= Giuseppe Ciancabilla =

Italian anarchist (1872–1904)

 Giuseppe Ciancabilla /it/ was one of the important figures of the anarchist movement who immigrated to the United States in the late 19th century, along with F. Saverio Merlino, Pietro Gori, Carlo Tresca, and Luigi Galleani.

== Life ==
According to historian Paul Avrich, Ciancabilla was one of the most impressive (now one of the least well known) of the anarchist speakers and writers. Giuseppe Ciancabilla was born in Rome in 1872.

At the age of 18, he went to Greece to join in the battle against Turkish oppression there. He acted as a correspondent for the Italian socialist paper, Avanti!, but rather than fighting with the Italian volunteers he joined a group of anarchist combatants from Cyprian Amalcare who sought to encourage a popular insurrection through partisan guerrilla war.

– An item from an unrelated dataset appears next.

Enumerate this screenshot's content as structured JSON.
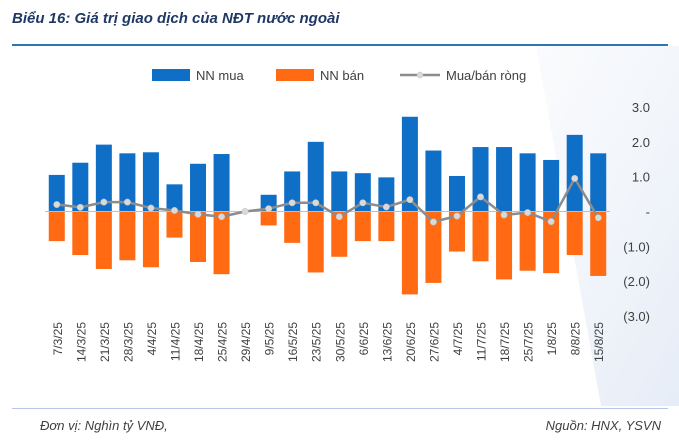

In October 1897, he met Errico Malatesta to do interview for Avanti!. This meeting and the response of the PSI (Italian Socialist Party) leadership to the discussion led Ciancabilla to leave the socialist party in disgust and declare himself an anarchist. This "Declaration" appeared in Malatesta's paper, "L'Agitazione" on November 4, 1897. The choice of becoming an anarchist forced Ciacabilla and his companion, Ersilia Cavedagni, to flee Italy. After a short time in Switzerland and Brussels, Ciancabilla moved to France where he collaborated with Jean Grave on the paper, Les Temps Nouveaux, though the editors felt the need to occasionally point out their differences with his perspectives. In 1898, when the Italian authorities pointed him out as a "dangerous anarchist", Ciancabilla was expelled from France. He returned to Switzerland where he attempted to bring together Italian revolutionary refugees. He was expelled from Switzerland for writing the article "A Strike of the file" in defense of Luigi Lucheni [he stabbed the Empress Elizabeth of Austria —ed.] for the anarchist-communist paper "L'Agitatore" that he had started himself in Neuchatel.

Giuseppe Ciancabilla moved to The United States in 1898 and settled in Paterson, New Jersey, a major stronghold of Italian anarchism. He became the editor of La Questione Sociale (The Social Question), a paper which Pietro Gori helped establish in 1895, and one of the leading organs of Italian anarchism in the US. However, due to changes in his ideas, he quickly found himself in conflict with the editorial group of the paper who supported Malatesta's organizational ideas and methods. In August 1899, Malatesta moved to the US and was entrusted with directing "La Questione Sociale". This led Ciancabilla and other collaborators to leave that magazine and to start the journal "L'Aurora" in West Hoboken. Besides spreading anarchist ideas and propaganda in L'Aurora, Ciancabilla used it for translation including works by Jean Grave and Kropotkin. His Italian translation of Kropotkin's The Conquest of Bread even managed to make its way into Italy despite legal hardships.

Ciancabilla eventually moved westward, settling among the Italian miners of Spring Valley, Illinois. After the assassination of President McKinley in 1901, the anarchist groups were raided by the police, and Ciancabilla was driven from pillar to post, arrested, manhandled, and evicted.

Driven out of Spring Valley, driven in turn out of Chicago, Ciancabilla wound up in San Francisco, editing the journal La Protesta Umana when he suddenly took ill and died in 1904 at the age of 32.

== Thought ==
Ciancabilla adhered to insurrectionary anarchist views and as such in "Against organization" he writes:

we don't want tactical programs, and consequently we don't want organization. Having established the aim, the goal to which we hold, we leave every anarchist free to choose from the means that his sense, his education, his temperament, his fighting spirit suggest to him as best. We don't form fixed programs and we don't form small or great parties. But we come together spontaneously, and not with permanent criteria, according to momentary affinities for a specific purpose, and we constantly change these groups as soon as the purpose for which we had associated ceases to be, and other aims and needs arise and develop in us and push us to seek new collaborators, people who think as we do in the specific circumstance.

He ends "Against organization" by saying:

We do not oppose the organizers. They will continue, if they like, in their tactic. If, as I think, it will not do any great good, it will not do any great harm either. But it seems to me that they have writhed throwing their cry of alarm and blacklisting us either as savages or as theoretical dreamers.